Le rassegne di quegli anni includevano anche eventi legati al teatro in vernacolo, con compagnie che provenivano dai diversi comuni della provincia, la cui messa in scena avveniva in Piazza Marconi.
Nell’ambito scolastico sono nate, negli anni successivi, due compagnie: Le Zanzare che hanno messo in scena Gli uccelli di Aristofane e Il Teatro del Vento che ha prodotto Girotondo, cambia il mondo, ultimo spettacolo messo in scena all’anfiteatro. D’allora i lavori degli anni successivi: La buona novella, Heliantus e Pinocchio si sono tenuti nei locali scolastici.
Altre rappresentazioni sono state Santa Lucia, Gezunte nesiy-Lacio drom (Buon viaggio), spettacolo per la giornata della memoria, e Ajere, dedicato alla storia della nostra comunità.
Tutti i lavori della compagnia “A sud del tempo” sono stati presentati in diverse rassegne della provincia, a Ceglie Messapica, Mesagne, Latiano, Francavilla, Ostuni, Martina Franca. Siamo stati invitati a portare lo spettacolo Ёnderr e madhë presso l’Università di Tirana. Anche due produzioni scolastiche sono state presentate fuori dal nostro territorio: a Cisternino e a “La luna nel pozzo”. Il Direttore Scolastico Regionale Giuseppe Fiori ci propose una tournée fuori dalla nostra regione per far conoscere la qualità del nostro lavoro, proposta di non facile attuazione per l’impegno che richiedeva e per le risorse umane che bisognava mobilitare.
Questa disamina vuole strappare all’oblio un pezzo di storia culturale e sociale, forse misconosciuta ai più, sicuramente un’avanguardia per quel tempo. Oggi sento, insieme a tanti di quei protagonisti, la cancellazione di un luogo, di un’esperienza, patrimonio di una sensibilità sicuramente non maggioritaria, ma comunque esistente. I ruderi vanno trattati tutti con la stessa dignità di beni culturali da valorizzare e da far rivivere. Se la stessa logica avesse interessato altre rovine del territorio, come la facciata della Chiesa di Pompei, lo stesso borgo Ajeni, non avremmo perso per sempre una parte importante di noi stessi?
I luoghi sono espressione di chi li usa, di chi ne ha cura, di chi li abita. Quando un luogo si abbandona, lentamente si degrada. Quando un luogo si degrada vuol dire che l’attenzione è rivolta altrove. Quando l’attenzione è rivolta altrove, non vuol dire che ciò che non rientra nel nostro sguardo non abbia valore.

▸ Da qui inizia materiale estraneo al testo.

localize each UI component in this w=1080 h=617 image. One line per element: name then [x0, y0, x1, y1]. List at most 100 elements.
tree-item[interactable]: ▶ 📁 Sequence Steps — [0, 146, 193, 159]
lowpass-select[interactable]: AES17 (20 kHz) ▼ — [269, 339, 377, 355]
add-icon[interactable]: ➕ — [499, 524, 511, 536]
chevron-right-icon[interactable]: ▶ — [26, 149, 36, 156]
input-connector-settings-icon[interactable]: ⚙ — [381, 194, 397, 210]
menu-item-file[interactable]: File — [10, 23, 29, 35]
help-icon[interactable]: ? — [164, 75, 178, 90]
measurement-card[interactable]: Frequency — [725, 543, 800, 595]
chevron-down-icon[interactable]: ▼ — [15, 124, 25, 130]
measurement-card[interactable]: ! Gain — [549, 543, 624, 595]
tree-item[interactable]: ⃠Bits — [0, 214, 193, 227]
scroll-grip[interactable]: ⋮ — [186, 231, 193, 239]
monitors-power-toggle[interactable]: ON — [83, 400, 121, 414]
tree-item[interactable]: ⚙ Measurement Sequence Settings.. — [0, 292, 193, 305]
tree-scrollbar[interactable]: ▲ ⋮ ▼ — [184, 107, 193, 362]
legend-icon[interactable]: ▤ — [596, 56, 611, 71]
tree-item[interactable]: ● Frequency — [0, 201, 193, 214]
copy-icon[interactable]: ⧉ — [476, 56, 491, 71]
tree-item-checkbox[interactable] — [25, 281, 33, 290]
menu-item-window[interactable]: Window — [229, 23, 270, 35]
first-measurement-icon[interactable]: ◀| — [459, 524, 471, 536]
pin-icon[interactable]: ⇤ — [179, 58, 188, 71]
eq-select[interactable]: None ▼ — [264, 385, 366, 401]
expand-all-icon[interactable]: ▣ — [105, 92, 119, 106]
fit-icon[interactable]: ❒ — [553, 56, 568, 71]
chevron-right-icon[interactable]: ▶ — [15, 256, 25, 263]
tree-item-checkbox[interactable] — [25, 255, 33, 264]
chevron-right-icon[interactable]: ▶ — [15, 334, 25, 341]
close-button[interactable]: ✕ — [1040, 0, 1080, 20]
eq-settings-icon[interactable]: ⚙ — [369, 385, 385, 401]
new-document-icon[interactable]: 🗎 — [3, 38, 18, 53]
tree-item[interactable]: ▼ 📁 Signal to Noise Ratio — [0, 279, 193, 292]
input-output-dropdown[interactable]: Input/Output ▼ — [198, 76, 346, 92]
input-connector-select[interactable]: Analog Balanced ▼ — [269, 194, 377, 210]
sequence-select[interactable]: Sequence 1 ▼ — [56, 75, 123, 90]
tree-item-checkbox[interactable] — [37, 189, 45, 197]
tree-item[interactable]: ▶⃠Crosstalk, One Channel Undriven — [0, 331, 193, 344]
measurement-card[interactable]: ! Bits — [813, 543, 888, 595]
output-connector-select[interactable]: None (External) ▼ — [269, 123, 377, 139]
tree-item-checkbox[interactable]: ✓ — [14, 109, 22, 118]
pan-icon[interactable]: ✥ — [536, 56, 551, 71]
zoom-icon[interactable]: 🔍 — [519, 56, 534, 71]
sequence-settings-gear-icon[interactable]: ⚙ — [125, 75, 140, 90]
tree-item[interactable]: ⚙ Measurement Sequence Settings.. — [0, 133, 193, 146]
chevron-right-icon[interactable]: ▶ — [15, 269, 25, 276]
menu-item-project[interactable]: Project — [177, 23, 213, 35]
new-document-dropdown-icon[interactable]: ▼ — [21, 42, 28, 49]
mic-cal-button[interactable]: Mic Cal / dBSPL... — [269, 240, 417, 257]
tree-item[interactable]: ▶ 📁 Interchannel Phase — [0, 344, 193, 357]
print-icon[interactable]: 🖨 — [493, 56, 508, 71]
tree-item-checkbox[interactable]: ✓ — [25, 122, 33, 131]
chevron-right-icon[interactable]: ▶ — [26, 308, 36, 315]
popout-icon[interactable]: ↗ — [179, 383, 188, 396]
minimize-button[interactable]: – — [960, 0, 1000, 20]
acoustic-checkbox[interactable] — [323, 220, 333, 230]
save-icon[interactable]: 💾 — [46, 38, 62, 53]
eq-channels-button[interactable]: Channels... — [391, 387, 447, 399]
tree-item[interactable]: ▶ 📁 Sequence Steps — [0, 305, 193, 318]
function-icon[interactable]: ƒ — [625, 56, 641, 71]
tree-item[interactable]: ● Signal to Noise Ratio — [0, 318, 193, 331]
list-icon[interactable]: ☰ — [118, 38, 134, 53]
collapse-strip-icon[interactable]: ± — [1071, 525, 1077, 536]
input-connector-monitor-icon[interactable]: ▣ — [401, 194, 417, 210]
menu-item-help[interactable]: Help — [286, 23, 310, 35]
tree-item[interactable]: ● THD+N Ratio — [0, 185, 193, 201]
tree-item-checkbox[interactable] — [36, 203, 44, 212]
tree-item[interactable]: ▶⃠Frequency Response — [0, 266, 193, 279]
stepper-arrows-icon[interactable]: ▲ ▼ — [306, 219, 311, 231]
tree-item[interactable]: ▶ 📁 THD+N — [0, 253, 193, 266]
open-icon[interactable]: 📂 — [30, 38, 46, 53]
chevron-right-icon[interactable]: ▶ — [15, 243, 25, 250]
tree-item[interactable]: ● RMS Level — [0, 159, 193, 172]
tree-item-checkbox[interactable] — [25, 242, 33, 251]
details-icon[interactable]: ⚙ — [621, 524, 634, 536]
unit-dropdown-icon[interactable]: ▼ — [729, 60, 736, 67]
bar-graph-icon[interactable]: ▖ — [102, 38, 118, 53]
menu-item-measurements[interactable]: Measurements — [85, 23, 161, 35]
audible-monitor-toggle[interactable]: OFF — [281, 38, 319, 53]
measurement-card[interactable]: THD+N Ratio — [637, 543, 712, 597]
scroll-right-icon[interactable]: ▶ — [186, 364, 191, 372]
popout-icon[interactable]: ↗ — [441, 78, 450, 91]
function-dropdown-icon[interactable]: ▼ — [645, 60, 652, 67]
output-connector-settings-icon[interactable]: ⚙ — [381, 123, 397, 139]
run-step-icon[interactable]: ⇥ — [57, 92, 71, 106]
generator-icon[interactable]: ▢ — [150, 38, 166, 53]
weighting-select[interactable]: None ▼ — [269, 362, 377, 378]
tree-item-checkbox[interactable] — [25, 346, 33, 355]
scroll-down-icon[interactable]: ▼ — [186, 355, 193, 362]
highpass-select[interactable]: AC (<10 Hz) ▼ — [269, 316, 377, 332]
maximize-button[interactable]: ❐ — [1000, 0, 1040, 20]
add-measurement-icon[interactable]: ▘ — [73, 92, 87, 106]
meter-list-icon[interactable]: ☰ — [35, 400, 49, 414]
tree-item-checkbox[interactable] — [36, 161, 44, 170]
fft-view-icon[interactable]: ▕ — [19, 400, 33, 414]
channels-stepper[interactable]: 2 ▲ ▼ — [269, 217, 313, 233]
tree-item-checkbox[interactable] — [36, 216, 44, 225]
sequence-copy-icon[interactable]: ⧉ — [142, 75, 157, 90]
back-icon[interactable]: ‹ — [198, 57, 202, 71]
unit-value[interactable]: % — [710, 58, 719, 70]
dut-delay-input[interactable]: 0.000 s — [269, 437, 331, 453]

“Abitare” dovrebbe diventare un atto sacro di custodia. Un atto che non si finisce mai d’imparare e che riguarda tutti, nessuno escluso.
D’altronde la cultura è il luogo del riconoscimento, luogo abitato da soggetti che si riconoscono, riconoscono se stessi e riconoscono gli altri, entro una comunità.